COS 126-1 - Decreased soil moisture in warming experiments alters phenology

Thursday, August 10, 2017: 8:00 AM
D129-130, Oregon Convention Center
Ailene K. Ettinger, Arnold Arboretum of Harvard University, Boston, MA, Jeffrey S. Dukes, Purdue Climate Change Research Center, Purdue University, West Lafayette, IN, Miriam R. Johnston, Organismic and Evolutionary Biology, Harvard University, Cambridge, MA, Christine R Rollinson, The Morton Arboretum, Lisle, IL and Elizabeth M. Wolkovich, Department of Organismic and Evolutionary Biology, Harvard University, Cambridge, MA

A major impediment to understanding climate change-induced shifts in phenology arose from recent results that show observational and experimental studies make different predictions for future plant phenology. Specifically, in experiments, plant phenology is less sensitive to warming compared to what has been observed with recent warming trends. This discrepancy occurs across phenological datasets collected from around the world, but its underlying cause is unclear.

We test one possible explanation for the discrepancy: experimental warming causes soil drying, resulting in interactive effects of temperature and moisture on phenology. We examine if interactive effects of temperature and soil moisture in experiments lead to the apparent decreased sensitivity of plant responses to warming. This explanation arose because warming treatments dry soils, and drying can affect plant performance in ways that are divergent from effects of warming. We use newly compiled databases of daily experimental climate and corresponding plant phenology data to fit hierarchical models for phenological events, such as budburst day and leaf-out day.

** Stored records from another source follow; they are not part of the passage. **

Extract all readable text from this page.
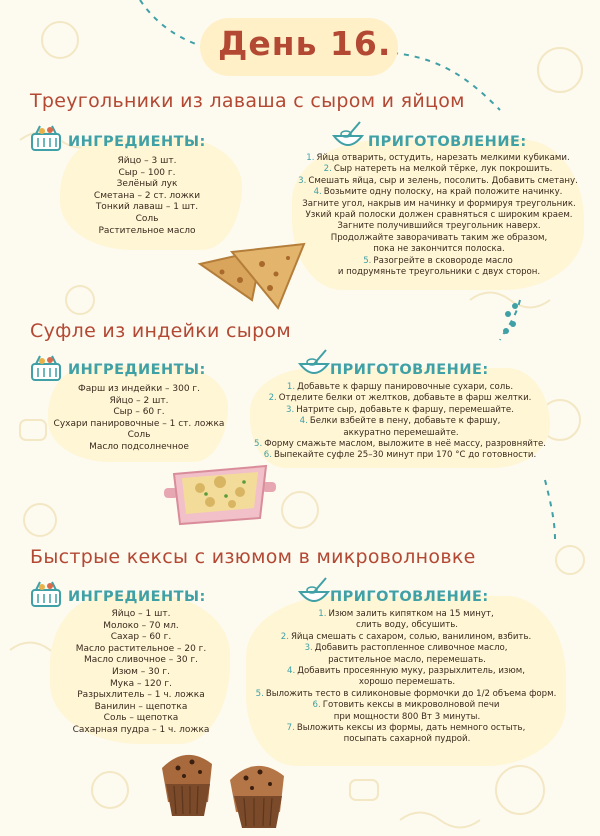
День 16.
Треугольники из лаваша с сыром и яйцом
ИНГРЕДИЕНТЫ:
Яйцо – 3 шт.
Сыр – 100 г.
Зелёный лук
Сметана – 2 ст. ложки
Тонкий лаваш – 1 шт.
Соль
Растительное масло
ПРИГОТОВЛЕНИЕ:
1. Яйца отварить, остудить, нарезать мелкими кубиками.
2. Сыр натереть на мелкой тёрке, лук покрошить.
3. Смешать яйца, сыр и зелень, посолить. Добавить сметану.
4. Возьмите одну полоску, на край положите начинку.
Загните угол, накрыв им начинку и формируя треугольник.
Узкий край полоски должен сравняться с широким краем.
Загните получившийся треугольник наверх.
Продолжайте заворачивать таким же образом,
пока не закончится полоска.
5. Разогрейте в сковороде масло
и подрумяньте треугольники с двух сторон.
Суфле из индейки сыром
ИНГРЕДИЕНТЫ:
Фарш из индейки – 300 г.
Яйцо – 2 шт.
Сыр – 60 г.
Сухари панировочные – 1 ст. ложка
Соль
Масло подсолнечное
ПРИГОТОВЛЕНИЕ:
1. Добавьте к фаршу панировочные сухари, соль.
2. Отделите белки от желтков, добавьте в фарш желтки.
3. Натрите сыр, добавьте к фаршу, перемешайте.
4. Белки взбейте в пену, добавьте к фаршу,
аккуратно перемешайте.
5. Форму смажьте маслом, выложите в неё массу, разровняйте.
6. Выпекайте суфле 25–30 минут при 170 °С до готовности.
Быстрые кексы с изюмом в микроволновке
ИНГРЕДИЕНТЫ:
Яйцо – 1 шт.
Молоко – 70 мл.
Сахар – 60 г.
Масло растительное – 20 г.
Масло сливочное – 30 г.
Изюм – 30 г.
Мука – 120 г.
Разрыхлитель – 1 ч. ложка
Ванилин – щепотка
Соль – щепотка
Сахарная пудра – 1 ч. ложка
ПРИГОТОВЛЕНИЕ:
1. Изюм залить кипятком на 15 минут,
слить воду, обсушить.
2. Яйца смешать с сахаром, солью, ванилином, взбить.
3. Добавить растопленное сливочное масло,
растительное масло, перемешать.
4. Добавить просеянную муку, разрыхлитель, изюм,
хорошо перемешать.
5. Выложить тесто в силиконовые формочки до 1/2 объема форм.
6. Готовить кексы в микроволновой печи
при мощности 800 Вт 3 минуты.
7. Выложить кексы из формы, дать немного остыть,
посыпать сахарной пудрой.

We find that soil moisture is reduced by 0.2% per degree of experimental warming, with wide variation among experimental sites. As predicted, phenology was advanced in warmed plots, compared to control plots, and accumulated growing degree-days to bud-burst, leaf-out, and other phenological events were generally lower in warmed plots. After accounting for above-ground temperatures, phenological events occurred earlier in soils with higher water content. The negative relationship between soil moisture and phenology was present across diverse herbaceous plant species. This suggests that the drying caused by experimental warming may be responsible for the muted sensitivity to warming previously reported in experiments compared to observations. Additional future comparisons to observational data will allow a more complete understanding of the indirect, as well as direct, effects of applied treatments on phenology in climate change experiments. Forecasts of phenology under future climate change can therefore be improved.